[LeetCode/Easy] 700. Search in a Binary Search Tree

1. Input

1) TreeNode root

2) int val

 

2. Output

1) 이진 탐색 트리인 root에서 노드 값이 val인 subtree를 반환

2) 만약 그런 트리가 없다면 null을 반환

 

3. Constraint

1) 노드 개수의 범위는 [1, 5000]이다.

2) 1 <= Node.val <= 10^7

3) 1 <= val <= 10^7

 

4. Example

Input: root = [4,2,7,1,3], val = 2 -> Output: [2,1,3]

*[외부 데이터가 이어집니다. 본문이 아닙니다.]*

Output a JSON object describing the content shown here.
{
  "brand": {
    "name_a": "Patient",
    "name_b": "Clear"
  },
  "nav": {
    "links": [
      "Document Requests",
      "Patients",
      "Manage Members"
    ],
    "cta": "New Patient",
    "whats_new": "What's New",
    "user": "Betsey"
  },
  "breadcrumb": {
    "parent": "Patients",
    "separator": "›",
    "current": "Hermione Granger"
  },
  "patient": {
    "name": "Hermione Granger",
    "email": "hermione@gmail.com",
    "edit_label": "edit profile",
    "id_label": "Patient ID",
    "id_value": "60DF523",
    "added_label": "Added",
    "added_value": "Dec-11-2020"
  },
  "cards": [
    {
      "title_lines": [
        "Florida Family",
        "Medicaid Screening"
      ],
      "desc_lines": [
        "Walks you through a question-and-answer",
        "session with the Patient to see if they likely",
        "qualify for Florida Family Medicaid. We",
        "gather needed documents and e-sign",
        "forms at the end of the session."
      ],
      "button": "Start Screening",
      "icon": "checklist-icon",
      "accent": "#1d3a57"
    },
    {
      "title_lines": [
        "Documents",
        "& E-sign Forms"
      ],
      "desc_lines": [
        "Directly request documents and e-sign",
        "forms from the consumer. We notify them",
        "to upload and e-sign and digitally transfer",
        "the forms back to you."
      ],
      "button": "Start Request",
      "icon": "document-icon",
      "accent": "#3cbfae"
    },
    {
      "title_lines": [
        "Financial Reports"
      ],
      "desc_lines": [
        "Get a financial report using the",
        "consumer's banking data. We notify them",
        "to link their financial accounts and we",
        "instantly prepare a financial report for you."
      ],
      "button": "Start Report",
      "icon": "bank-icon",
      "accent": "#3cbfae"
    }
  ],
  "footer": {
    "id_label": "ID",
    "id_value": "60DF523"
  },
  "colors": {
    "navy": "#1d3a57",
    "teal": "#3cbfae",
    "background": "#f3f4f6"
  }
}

Input: root = [4,2,7,1,3], val = 5 -> Output: []

 

5. Code

1) 첫 코드(2023/05/29)

/**
 * Definition for a binary tree node.
 * public class TreeNode {
 *     int val;
 *     TreeNode left;
 *     TreeNode right;
 *     TreeNode() {}
 *     TreeNode(int val) { this.val = val; }
 *     TreeNode(int val, TreeNode left, TreeNode right) {
 *         this.val = val;
 *         this.left = left;
 *         this.right = right;
 *     }
 * }
 */
class Solution {
    public TreeNode searchBST(TreeNode root, int val) {
        TreeNode ans = null;
        Queue<TreeNode> q = new LinkedList<>();
        q.add(root);
        while(!q.isEmpty()){
            TreeNode c = q.remove();
            if(c.val==val){
                ans = c; break;
            }
            if(c.left!=null)
                q.add(c.left);
            if(c.right!=null)
                q.add(c.right);
        }
        return ans;
    }
}

- 5%, 6%

 

2) 수정해본 코드(2023/05/30)

/**
 * Definition for a binary tree node.
 * public class TreeNode {
 *     int val;
 *     TreeNode left;
 *     TreeNode right;
 *     TreeNode() {}
 *     TreeNode(int val) { this.val = val; }
 *     TreeNode(int val, TreeNode left, TreeNode right) {
 *         this.val = val;
 *         this.left = left;
 *         this.right = right;
 *     }
 * }
 */
class Solution {
    public TreeNode searchBST(TreeNode root, int val) {
        TreeNode c = root;
        while(c!=null){
            if(c.val==val)
                break;
            else if(c.left!=null && c.val>val)
                c = c.left;
            else if(c.right!=null && c.val<val)
                c = c.right;
            else
                c = null;
        }
        return c;
    }
}

- 100%, 6%

 

3) 한번 더 도전해본 코드(2023/05/30)

/**
 * Definition for a binary tree node.
 * public class TreeNode {
 *     int val;
 *     TreeNode left;
 *     TreeNode right;
 *     TreeNode() {}
 *     TreeNode(int val) { this.val = val; }
 *     TreeNode(int val, TreeNode left, TreeNode right) {
 *         this.val = val;
 *         this.left = left;
 *         this.right = right;
 *     }
 * }
 */
class Solution {
    public TreeNode searchBST(TreeNode root, int val) {
        TreeNode c = root;
        while(c!=null){
            if(c.val==val)
                break;
            else if(c.val>val)
                c = c.left;
            else
                c = c.right;
        }
        return c;
    }
}

- 100%, 8%

- c 변수를 이용하지 않고 바로 root를 써도 변화는 없었다.